その結果、都心部の通勤や通学先からの帰宅は水平移動が減って垂直の移動距離が増えました。
これらの高層マンションはオートロックシステムも進み、エレベーターは高速度で上下します。
売り出し時のキャッチフレーズは「快適・安全」です。それは住民の油断を招いていたのです。
高速度で上下するエレベーターですが、高層に加えて乗降待ちの時間を含めると、乗っている時間は長くなります。
安全性も思っているほどではありません。不審者は
極く簡単に侵入しているのです。
これまでに高層住宅にあるエレベーターでの、子供に対する犯罪は多数の報告があります。

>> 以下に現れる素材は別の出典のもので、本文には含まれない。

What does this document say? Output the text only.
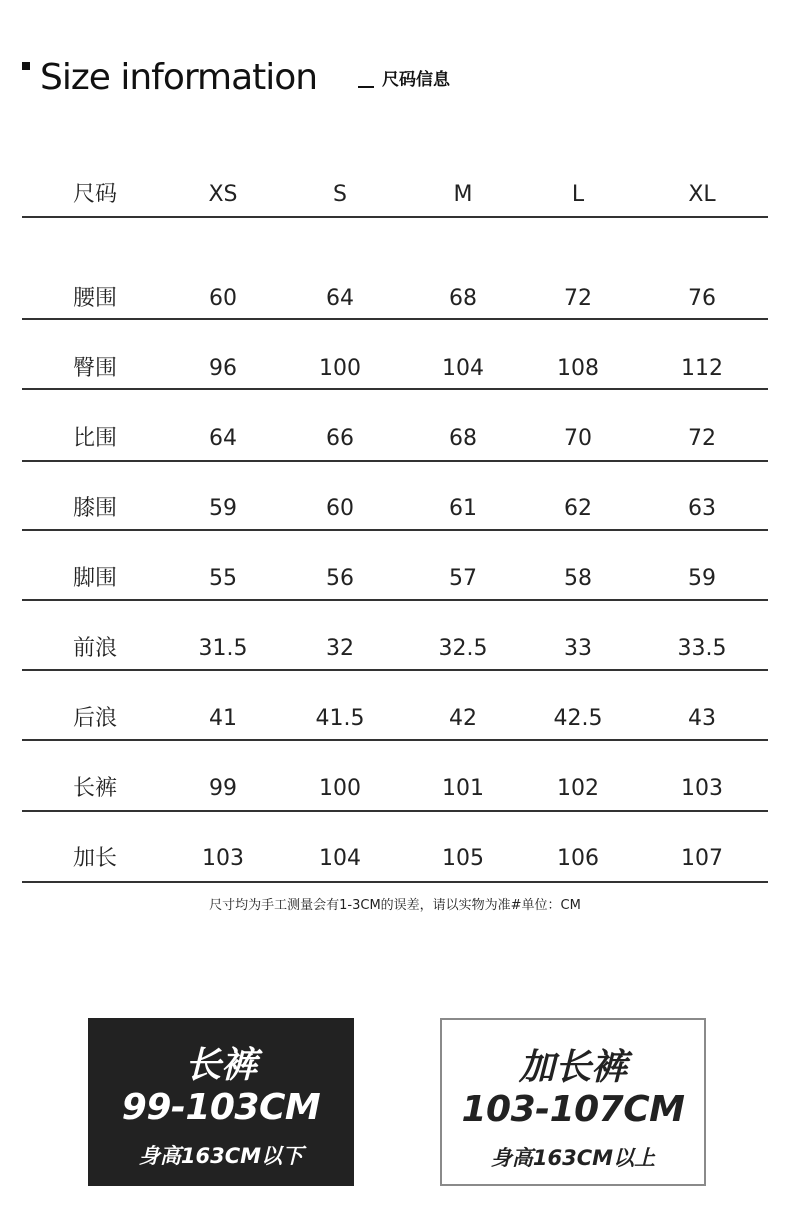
Size information	尺码信息
尺码	XS	S	M	L	XL
腰围	60	64	68	72	76
臀围	96	100	104	108	112
比围	64	66	68	70	72
膝围	59	60	61	62	63
脚围	55	56	57	58	59
前浪	31.5	32	32.5	33	33.5
后浪	41	41.5	42	42.5	43
长裤	99	100	101	102	103
加长	103	104	105	106	107
尺寸均为手工测量会有1-3CM的误差，请以实物为准#单位：CM
长裤
99-103CM
身高163CM以下
加长裤
103-107CM
身高163CM以上
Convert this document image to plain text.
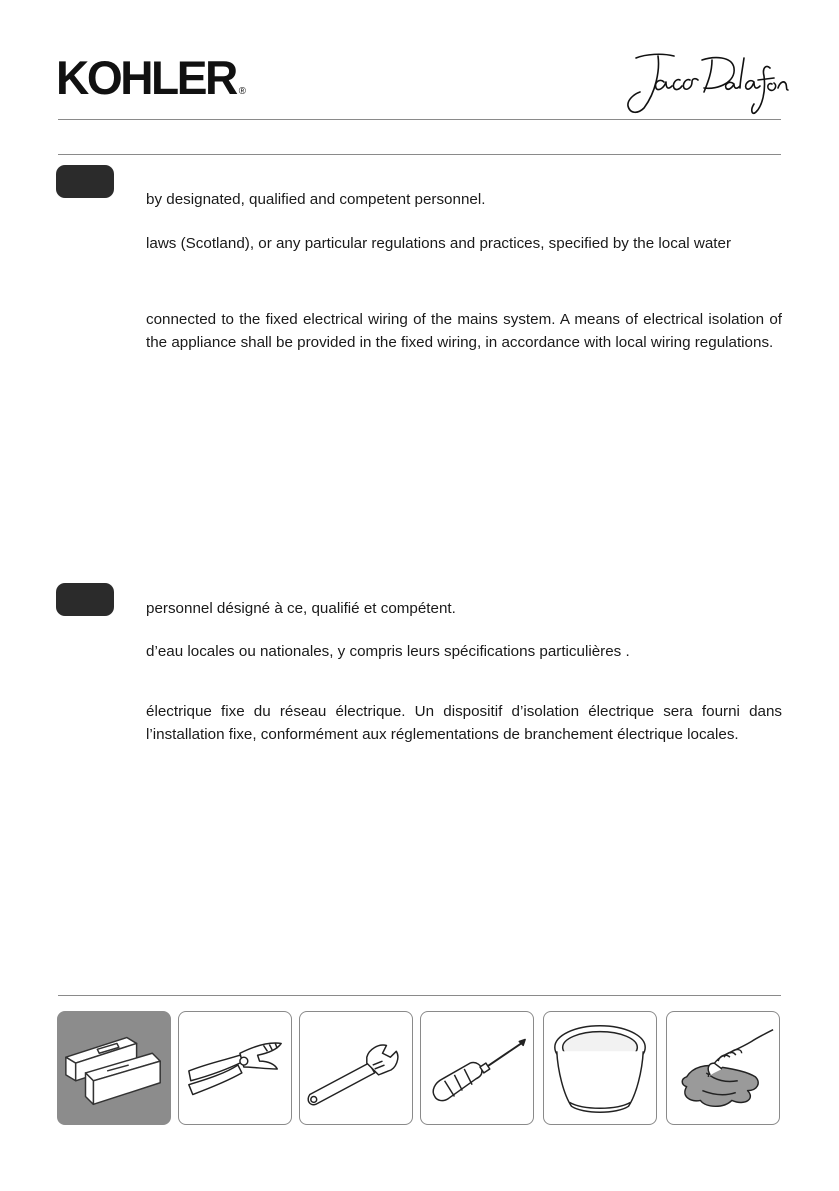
KOHLER ®

by designated, qualified and competent personnel.

laws (Scotland), or any particular regulations and practices, specified by the local water

connected to the fixed electrical wiring of the mains system. A means of electrical isolation of the appliance shall be provided in the fixed wiring, in accordance with local wiring regulations.

personnel désigné à ce, qualifié et compétent.

d’eau locales ou nationales, y compris leurs spécifications particulières .

électrique fixe du réseau électrique. Un dispositif d’isolation électrique sera fourni dans l’installation fixe, conformément aux réglementations de branchement électrique locales.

エレベーターは密室状態ですから、不審者と二人きりになることがあります。
子ども一人が乗ったエレベーターのドアが、閉まる直前に乗り込んで子供の口を塞ぎ、抱きついてわいせつ行為。
このような手口が数多く報告されています。
子供だけでエレベーターを利用するのは、防犯対策上避けることが好ましいでしょう。
子供の体力が許すなら、六階までなら階段利用が防犯対策となるでしょう。階段が人気少なく薄暗いのであればダメです。
やむを得ず子供だけでの利用であれば、充分に周囲の安全を確認の後に乗り込ませることです。
知らない人と二人きりのケースを避けること。二人きりになったときはすぐ降りること。
そのような事態に巡り会ったときは、各階停止の指示ボタンがあるところに立って、壁を背にする習慣を是非に!
マンションは住民全員の管理組合によって運営がなされるものです。
エレベーターには防犯カメラの設置を提案することなどを含め、管理体制の見直しを行うこと。
防犯対策は、設備や体制だけでは十分とはまいりません。住民の総意によって強化されるものです。